Certes, Angela Merkel est une pragmatique pure et dure. Pour parvenir à ses objectifs, elle est capable de brûler les idoles qu'elle avait érigées elle-même peu auparavant. C'est ce qui surprend toujours les observateurs internationaux. Elue en 2005 sur un programme « thatchérien », elle a gouverné à merveille jusqu'en 2009 avec les Sociaux-démocrates. Elle avait alors organisé deux plans de relance d'envergure avant de se convertir aux baisses d'impôts massives au début de son alliance avec les Libéraux, puis d'affirmer l'austérité à partir de mai 2010.
S'inspirer du modèle « Merkozy »
Verra-t-on alors bientôt une Angela Merkel convertie à la croissance façon François Hollande ? C'est peu probable, car ce n'est pas son intérêt et aujourd'hui et il peut lui dicter de faire volte-face. Pour autant, il ne peut être question d'entrer dans un conflit ouvert avec la France qui déstabiliserait la zone euro et donnerait surtout l'impression toujours fâcheuse d'une domination allemande. L'équilibre du couple Paris-Berlin est indispensable à la politique européenne allemande pour repousser toute accusation d'hégémonisme. Pour Angela Merkel, le modèle de sa relation avec François Hollande, ce sera sa relation avec Nicolas Sarkozy.
Un couple très chahuté
Qu'on se souvienne en 2007 : le nouveau président français avait frôlé l'incident avec le ministre allemand des Finances d'alors qui lui reprochait sa politique budgétaire. En 2008, nouveau coup de froid entre Paris et Berlin sur la question de la relance de l'activité après la faillite de Lehman Brothers. En 2010 enfin, la crise grecque avait ravivé les différends entre les deux pays sur la stratégie à mener. Nicolas Sarkozy et Angela Merkel ne s'appréciaient alors guère. Mais la chancelière a su renverser la vapeur : elle a adopté des mots de son partenaire français, comme la « gouvernance économique » pour y mettre son propre contenu.

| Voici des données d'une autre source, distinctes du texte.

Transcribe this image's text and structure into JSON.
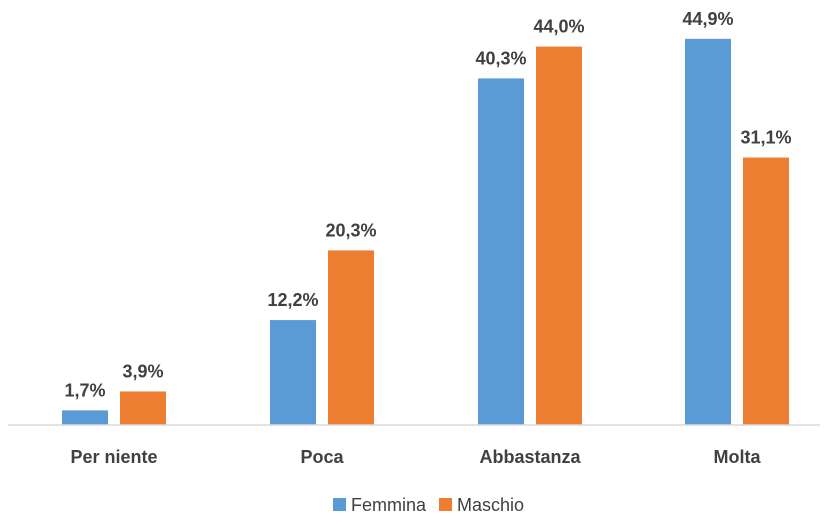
{
  "chart_data": {
    "type": "bar",
    "categories": [
      "Per niente",
      "Poca",
      "Abbastanza",
      "Molta"
    ],
    "series": [
      {
        "name": "Femmina",
        "values": [
          1.7,
          12.2,
          40.3,
          44.9
        ],
        "labels": [
          "1,7%",
          "12,2%",
          "40,3%",
          "44,9%"
        ],
        "color": "#5B9BD5"
      },
      {
        "name": "Maschio",
        "values": [
          3.9,
          20.3,
          44.0,
          31.1
        ],
        "labels": [
          "3,9%",
          "20,3%",
          "44,0%",
          "31,1%"
        ],
        "color": "#ED7D31"
      }
    ],
    "unit": "%",
    "ylim": [
      0,
      48
    ],
    "grid": false,
    "legend_position": "bottom",
    "axis_color": "#D9D9D9",
    "text_color": "#404040"
  }
}
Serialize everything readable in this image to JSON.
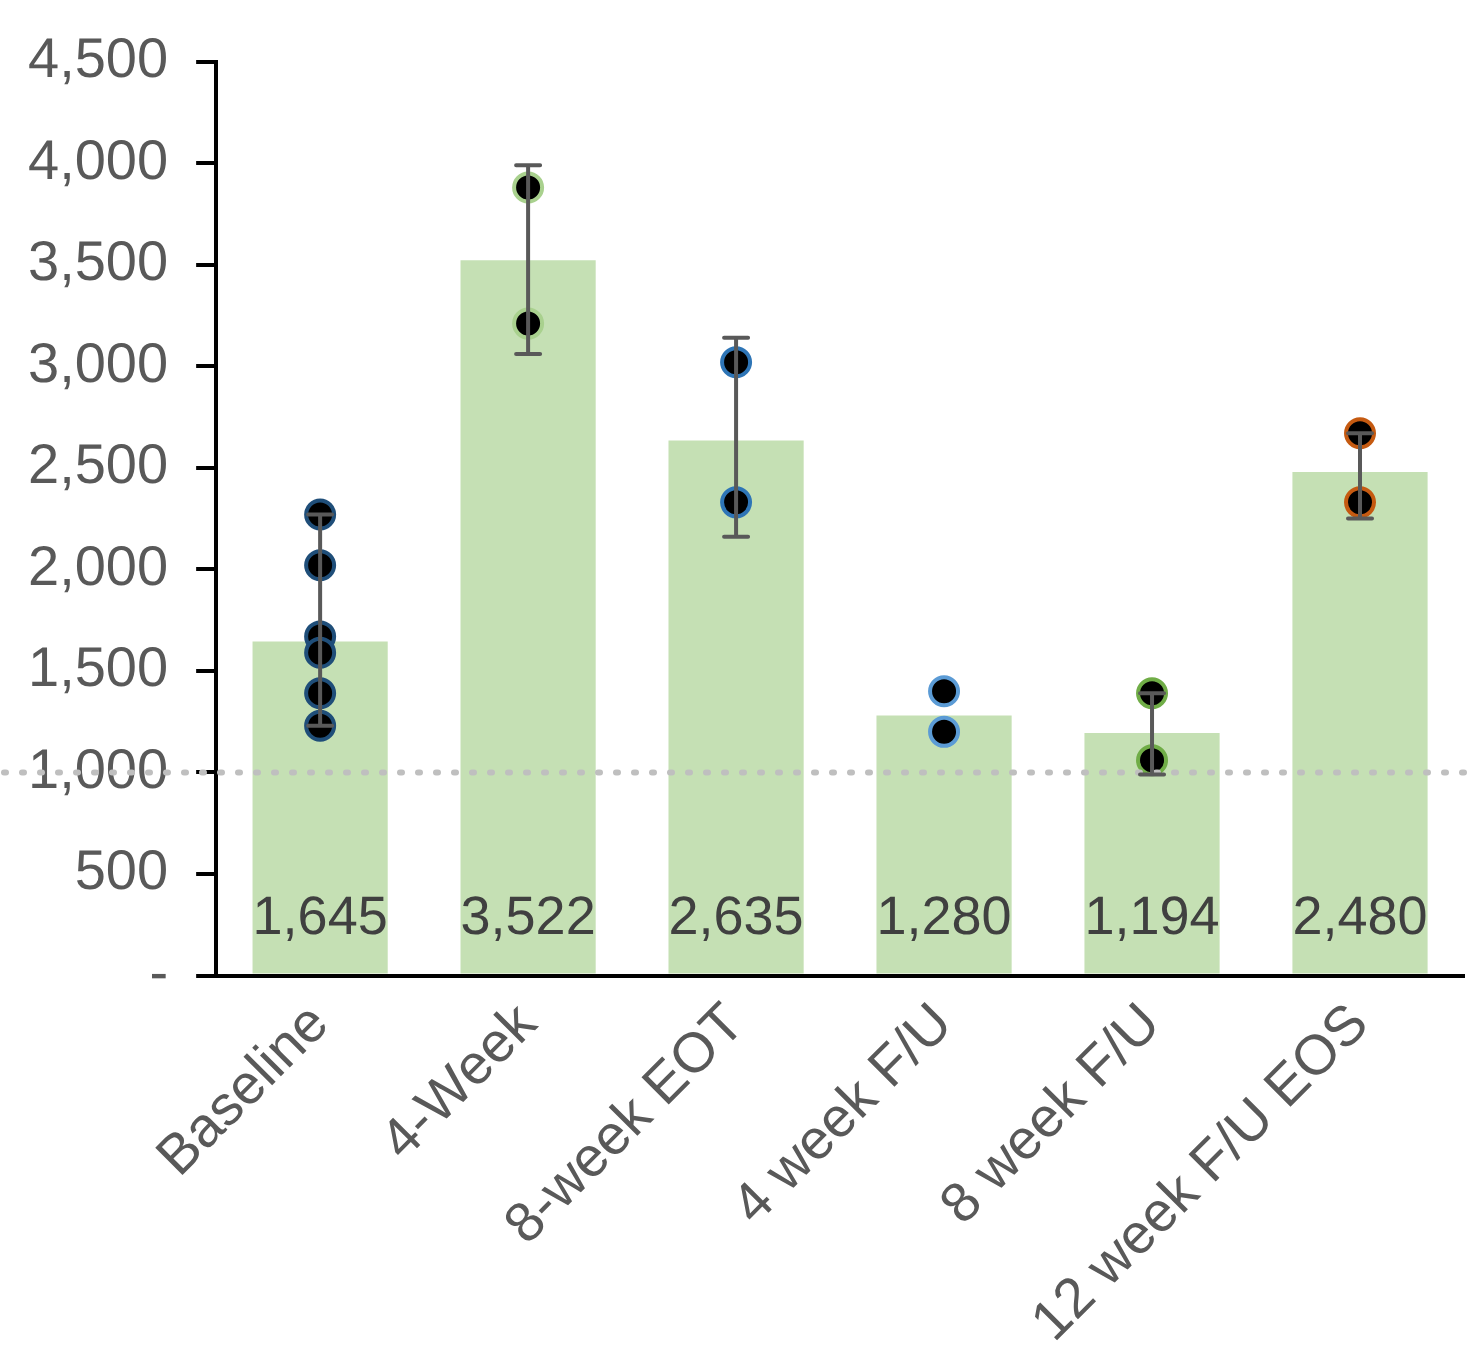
{
  "chart_data": {
    "type": "bar",
    "categories": [
      "Baseline",
      "4-Week",
      "8-week EOT",
      "4 week F/U",
      "8 week F/U",
      "12 week F/U EOS"
    ],
    "series": [
      {
        "color": "#c5e0b4",
        "values": [
          1645,
          3522,
          2635,
          1280,
          1194,
          2480
        ],
        "value_labels": [
          "1,645",
          "3,522",
          "2,635",
          "1,280",
          "1,194",
          "2,480"
        ],
        "errors": [
          [
            1230,
            2270
          ],
          [
            3060,
            3990
          ],
          [
            2160,
            3140
          ],
          null,
          [
            990,
            1390
          ],
          [
            2250,
            2670
          ]
        ]
      },
      {
        "type": "scatter",
        "x": [
          "Baseline",
          "Baseline",
          "Baseline",
          "Baseline",
          "Baseline",
          "Baseline",
          "4-Week",
          "4-Week",
          "8-week EOT",
          "8-week EOT",
          "4 week F/U",
          "4 week F/U",
          "8 week F/U",
          "8 week F/U",
          "12 week F/U EOS",
          "12 week F/U EOS"
        ],
        "values": [
          2270,
          2020,
          1670,
          1590,
          1390,
          1230,
          3880,
          3210,
          3020,
          2330,
          1400,
          1200,
          1390,
          1060,
          2670,
          2330
        ],
        "colors": [
          "#1f4e79",
          "#1f4e79",
          "#1f4e79",
          "#1f4e79",
          "#1f4e79",
          "#1f4e79",
          "#a9d18e",
          "#a9d18e",
          "#2e75b6",
          "#2e75b6",
          "#5b9bd5",
          "#5b9bd5",
          "#70ad47",
          "#70ad47",
          "#c55a11",
          "#c55a11"
        ]
      }
    ],
    "ylim": [
      0,
      4500
    ],
    "yticks": [
      {
        "value": 0,
        "label": "-"
      },
      500,
      {
        "value": 1000,
        "label": "1,000"
      },
      {
        "value": 1500,
        "label": "1,500"
      },
      {
        "value": 2000,
        "label": "2,000"
      },
      {
        "value": 2500,
        "label": "2,500"
      },
      {
        "value": 3000,
        "label": "3,000"
      },
      {
        "value": 3500,
        "label": "3,500"
      },
      {
        "value": 4000,
        "label": "4,000"
      },
      {
        "value": 4500,
        "label": "4,500"
      }
    ],
    "grid": false,
    "legend": false,
    "marker": "circle",
    "ref_lines": [
      {
        "axis": "y",
        "value": 1000,
        "color": "#bfbfbf",
        "line_style": "dotted"
      }
    ]
  }
}
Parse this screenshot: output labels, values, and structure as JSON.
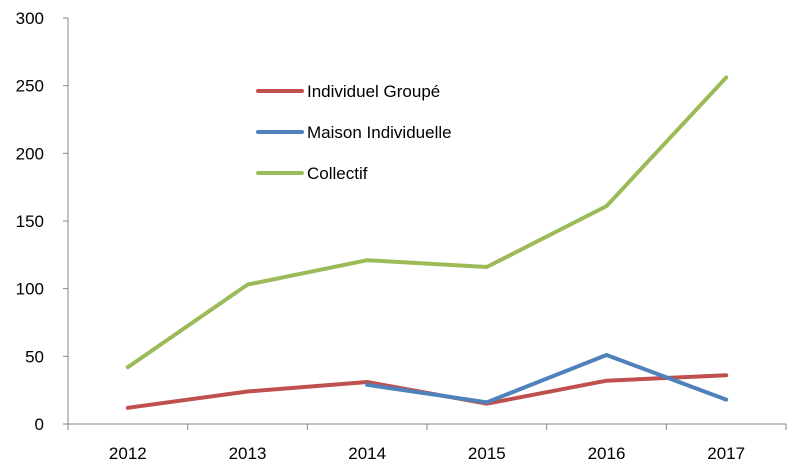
{
  "chart_data": {
    "type": "line",
    "title": "",
    "xlabel": "",
    "ylabel": "",
    "x": [
      "2012",
      "2013",
      "2014",
      "2015",
      "2016",
      "2017"
    ],
    "ylim": [
      0,
      300
    ],
    "yticks": [
      0,
      50,
      100,
      150,
      200,
      250,
      300
    ],
    "grid": false,
    "legend_position": "top-left inside",
    "series": [
      {
        "name": "Individuel Groupé",
        "color": "#c0504d",
        "values": [
          12,
          24,
          31,
          15,
          32,
          36
        ]
      },
      {
        "name": "Maison Individuelle",
        "color": "#4f81bd",
        "values": [
          null,
          null,
          29,
          16,
          51,
          18
        ]
      },
      {
        "name": "Collectif",
        "color": "#9bbb59",
        "values": [
          42,
          103,
          121,
          116,
          161,
          256
        ]
      }
    ]
  }
}
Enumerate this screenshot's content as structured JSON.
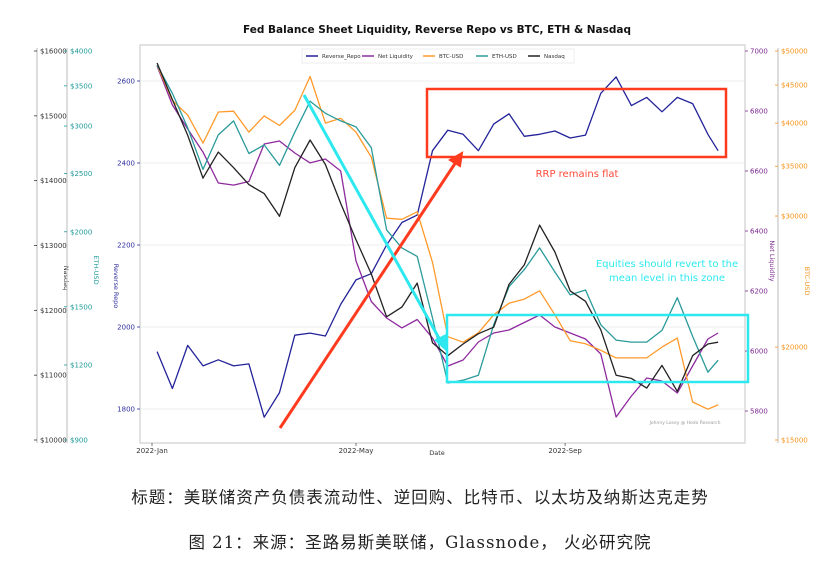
{
  "chart_data": {
    "type": "line",
    "title": "Fed Balance Sheet Liquidity, Reverse Repo vs BTC, ETH & Nasdaq",
    "xlabel": "Date",
    "x_ticks": [
      {
        "date": "2022-01-01",
        "label": "2022-Jan"
      },
      {
        "date": "2022-05-01",
        "label": "2022-May"
      },
      {
        "date": "2022-09-01",
        "label": "2022-Sep"
      }
    ],
    "legend_position": "top-center",
    "grid": true,
    "x": [
      "2022-01-04",
      "2022-01-13",
      "2022-01-22",
      "2022-01-31",
      "2022-02-09",
      "2022-02-18",
      "2022-02-27",
      "2022-03-08",
      "2022-03-17",
      "2022-03-26",
      "2022-04-04",
      "2022-04-13",
      "2022-04-22",
      "2022-05-01",
      "2022-05-10",
      "2022-05-19",
      "2022-05-28",
      "2022-06-06",
      "2022-06-15",
      "2022-06-24",
      "2022-07-03",
      "2022-07-12",
      "2022-07-21",
      "2022-07-30",
      "2022-08-08",
      "2022-08-17",
      "2022-08-26",
      "2022-09-04",
      "2022-09-13",
      "2022-09-22",
      "2022-10-01",
      "2022-10-10",
      "2022-10-19",
      "2022-10-28",
      "2022-11-06",
      "2022-11-15",
      "2022-11-24",
      "2022-11-30"
    ],
    "axes": {
      "rrp": {
        "label": "Reverse Repo",
        "scale": "linear",
        "range": [
          1800,
          2600
        ],
        "ticks": [
          {
            "v": 2600,
            "t": "2600"
          },
          {
            "v": 2400,
            "t": "2400"
          },
          {
            "v": 2200,
            "t": "2200"
          },
          {
            "v": 2000,
            "t": "2000"
          },
          {
            "v": 1800,
            "t": "1800"
          }
        ],
        "color": "#2e2e9e"
      },
      "netliq": {
        "label": "Net Liquidity",
        "scale": "linear",
        "range": [
          5800,
          7000
        ],
        "ticks": [
          {
            "v": 7000,
            "t": "7000"
          },
          {
            "v": 6800,
            "t": "6800"
          },
          {
            "v": 6600,
            "t": "6600"
          },
          {
            "v": 6400,
            "t": "6400"
          },
          {
            "v": 6200,
            "t": "6200"
          },
          {
            "v": 6000,
            "t": "6000"
          },
          {
            "v": 5800,
            "t": "5800"
          }
        ],
        "color": "#7b2a8e"
      },
      "nasdaq": {
        "label": "Nasdaq",
        "scale": "linear",
        "range": [
          10000,
          16000
        ],
        "ticks": [
          {
            "v": 16000,
            "t": "$16000"
          },
          {
            "v": 15000,
            "t": "$15000"
          },
          {
            "v": 14000,
            "t": "$14000"
          },
          {
            "v": 13000,
            "t": "$13000"
          },
          {
            "v": 12000,
            "t": "$12000"
          },
          {
            "v": 11000,
            "t": "$11000"
          },
          {
            "v": 10000,
            "t": "$10000"
          }
        ],
        "color": "#333333"
      },
      "eth": {
        "label": "ETH-USD",
        "scale": "log",
        "range": [
          900,
          4000
        ],
        "ticks": [
          {
            "v": 4000,
            "t": "$4000"
          },
          {
            "v": 3500,
            "t": "$3500"
          },
          {
            "v": 3000,
            "t": "$3000"
          },
          {
            "v": 2500,
            "t": "$2500"
          },
          {
            "v": 2000,
            "t": "$2000"
          },
          {
            "v": 1500,
            "t": "$1500"
          },
          {
            "v": 1200,
            "t": "$1200"
          },
          {
            "v": 900,
            "t": "$900"
          }
        ],
        "color": "#1f9a9a"
      },
      "btc": {
        "label": "BTC-USD",
        "scale": "log",
        "range": [
          15000,
          50000
        ],
        "ticks": [
          {
            "v": 50000,
            "t": "$50000"
          },
          {
            "v": 45000,
            "t": "$45000"
          },
          {
            "v": 40000,
            "t": "$40000"
          },
          {
            "v": 35000,
            "t": "$35000"
          },
          {
            "v": 30000,
            "t": "$30000"
          },
          {
            "v": 20000,
            "t": "$20000"
          },
          {
            "v": 15000,
            "t": "$15000"
          }
        ],
        "color": "#f7931a"
      }
    },
    "series": [
      {
        "name": "Reverse_Repo",
        "axis": "rrp",
        "color": "#23239a",
        "values": [
          1940,
          1850,
          1955,
          1905,
          1920,
          1905,
          1910,
          1780,
          1840,
          1980,
          1985,
          1978,
          2055,
          2115,
          2130,
          2200,
          2255,
          2273,
          2430,
          2480,
          2470,
          2430,
          2495,
          2520,
          2465,
          2470,
          2478,
          2461,
          2468,
          2570,
          2610,
          2540,
          2560,
          2525,
          2560,
          2545,
          2470,
          2430
        ]
      },
      {
        "name": "Net Liquidity",
        "axis": "netliq",
        "color": "#8e2a9e",
        "values": [
          6950,
          6820,
          6740,
          6663,
          6560,
          6553,
          6565,
          6690,
          6700,
          6660,
          6627,
          6640,
          6600,
          6300,
          6165,
          6110,
          6077,
          6105,
          6043,
          5950,
          5970,
          6030,
          6060,
          6070,
          6095,
          6120,
          6080,
          6060,
          6040,
          5990,
          5780,
          5850,
          5910,
          5900,
          5860,
          5950,
          6040,
          6060
        ]
      },
      {
        "name": "BTC-USD",
        "axis": "btc",
        "color": "#ff9a2a",
        "values": [
          47860,
          42900,
          41000,
          37600,
          41400,
          41500,
          38900,
          40900,
          39700,
          41600,
          46200,
          40000,
          40600,
          38900,
          36000,
          29800,
          29700,
          30400,
          26000,
          20650,
          20300,
          20900,
          22100,
          22900,
          23200,
          23800,
          22100,
          20400,
          20200,
          19800,
          19340,
          19340,
          19340,
          20000,
          20560,
          16870,
          16500,
          16720
        ]
      },
      {
        "name": "ETH-USD",
        "axis": "eth",
        "color": "#2a9a9a",
        "values": [
          3790,
          3400,
          2980,
          2540,
          2900,
          3060,
          2700,
          2790,
          2580,
          2930,
          3300,
          3150,
          3060,
          2990,
          2760,
          2014,
          1880,
          1820,
          1437,
          1120,
          1132,
          1154,
          1400,
          1620,
          1730,
          1880,
          1714,
          1570,
          1600,
          1400,
          1320,
          1310,
          1310,
          1370,
          1553,
          1340,
          1167,
          1222
        ]
      },
      {
        "name": "Nasdaq",
        "axis": "nasdaq",
        "color": "#222222",
        "values": [
          15815,
          15250,
          14700,
          14040,
          14440,
          14200,
          13940,
          13800,
          13450,
          14200,
          14627,
          14250,
          13650,
          13090,
          12560,
          11900,
          12050,
          12420,
          11500,
          11300,
          11480,
          11640,
          11740,
          12400,
          12700,
          13315,
          12900,
          12300,
          12140,
          11700,
          11000,
          10950,
          10800,
          11150,
          10750,
          11300,
          11480,
          11509
        ]
      }
    ],
    "annotations": {
      "rrp_text": "RRP remains flat",
      "equities_text_line1": "Equities should revert to the",
      "equities_text_line2": "mean level in this zone",
      "red_color": "#ff3b1f",
      "cyan_color": "#2ee8f0"
    },
    "watermark": "Johnny Losey @ Hodo Research"
  },
  "caption": {
    "title_line": "标题：美联储资产负债表流动性、逆回购、比特币、以太坊及纳斯达克走势",
    "source_line": "图 21：来源：圣路易斯美联储，Glassnode， 火必研究院"
  }
}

Là où Paris entendait une gestion étatique de l'économie, Berlin y a mis du contrôle budgétaire strict et une règle d'or européenne à l'allemande. Ajoutez à la présentation de propositions communes et quelques concessions sans conséquences majeures (pas de contrôle européen des règles d'or, mais une inscription dans les constitutions) et le tour est joué : Merkozy était né. Nicolas Sarkozy pouvait avancer la tête haute comme le restaurateur de l'amitié franco-allemande et Angela Merkel pouvait présenter à ces compatriotes les résultats obtenus.
En attendant Merkollande
Nul doute que la chancelière va tenter le même tour de passe-passe cette fois avec François Hollande. On ne touchera pas au traité budgétaire, mais on préparera un « pacte pour la croissance et l'emploi » où l'on distribuera quelques milliards des fonds structurels non utilisés et où l'on promettra quelques réformes favorables à la croissance. Sans doute ceci sera suffisamment vague et sans conséquences. Mais François Hollande pourra se vanter d'avoir converti la chancelière à la croissance tandis qu'Angela Merkel aura sauvé l'essentiel avant le scrutin fédéral d'octobre 2013. Il est vrai que, malgré le succès électoral de ce week-end des opposants à la politique allemande, la faiblesse de la situation française ne donne guère au nouveau locataire de l'Elysée le poids de faire fléchir réellement la chancelière.